Petitioners contend that the Town assigned their property an erroneous neighborhood classification and that the misclassification affected the assessment of their property. As a preliminary matter, we note that petitioners’ contention was not properly raised at the SCAR proceeding, nor is it now properly before us. A SCAR proceeding is governed by RPTL 730 (1), which provides in relevant part that a property owner “claiming to be aggrieved by an assessment on real property on the ground that such assessment is unequal or excessive may file a petition for review” (emphasis added). A claim that property is misclassified, however, is not a claim that the assessment is unequal or excessive. Thus, petitioners were not entitled to raise misclassification as a ground for reducing the assessment of their property at the SCAR proceeding.

We conclude in any event that petitioners’ contention lacks merit for several reasons. First, contrary to petitioners’ contention, the Town did not classify their property as “deep water prime waterfront”; instead, the property was classified as “Blind Sodus Waterfront,” as were all of the other properties in the general vicinity of petitioners’ property.

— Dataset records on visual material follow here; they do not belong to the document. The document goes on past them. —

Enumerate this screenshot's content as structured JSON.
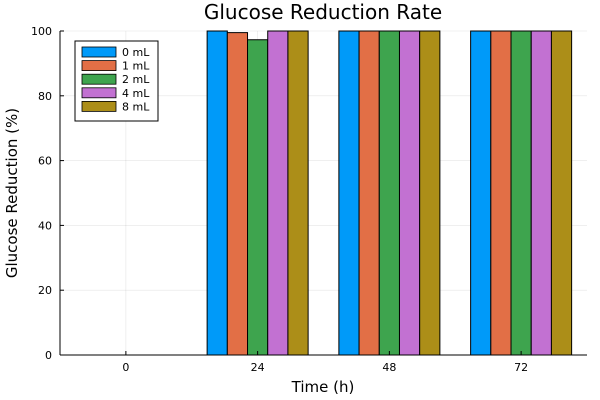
{
  "chart_data": {
    "type": "bar",
    "title": "Glucose Reduction Rate",
    "xlabel": "Time (h)",
    "ylabel": "Glucose Reduction (%)",
    "categories": [
      "0",
      "24",
      "48",
      "72"
    ],
    "ylim": [
      0,
      100
    ],
    "yticks": [
      0,
      20,
      40,
      60,
      80,
      100
    ],
    "grid": true,
    "legend_position": "top-left",
    "series": [
      {
        "name": "0 mL",
        "color": "#009af9",
        "values": [
          0,
          100,
          100,
          100
        ]
      },
      {
        "name": "1 mL",
        "color": "#e26f46",
        "values": [
          0,
          99.5,
          100,
          100
        ]
      },
      {
        "name": "2 mL",
        "color": "#3ea44e",
        "values": [
          0,
          97.3,
          100,
          100
        ]
      },
      {
        "name": "4 mL",
        "color": "#c271d2",
        "values": [
          0,
          100,
          100,
          100
        ]
      },
      {
        "name": "8 mL",
        "color": "#ac8e18",
        "values": [
          0,
          100,
          100,
          100
        ]
      }
    ]
  }
}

Second, unlike a zoning classification, the neighborhood classification did not affect the use of petitioners’ property. It thus stands to reason that the neighborhood classification, even if erroneous, had no effect on the market value of petitioners’ property. Moreover, we note that petitioners’ appraiser, when he determined the subject property’s market value, was aware that it was not located in a prime waterfront area. Petitioners’ appraiser stated in his appraisal report that the “high variability of Blind Sodus water levels” results in “inconsistent access to Lake Ontario” and “impacts recreational use [and] view.” Petitioners’ appraiser further stated that, due to the marsh-like conditions in the bay, there are “severe weed issues and weed odor[s] at times in the summer.” Despite those conditions, petitioners’ appraiser determined the market value of the property to be $140,000, which is the same amount arrived at by the Hearing Officer.

We have reviewed petitioners’ remaining contentions and conclude that they lack merit. Present — Smith, J.P, Peradotto, Garni, Bindley and Martoche, JJ.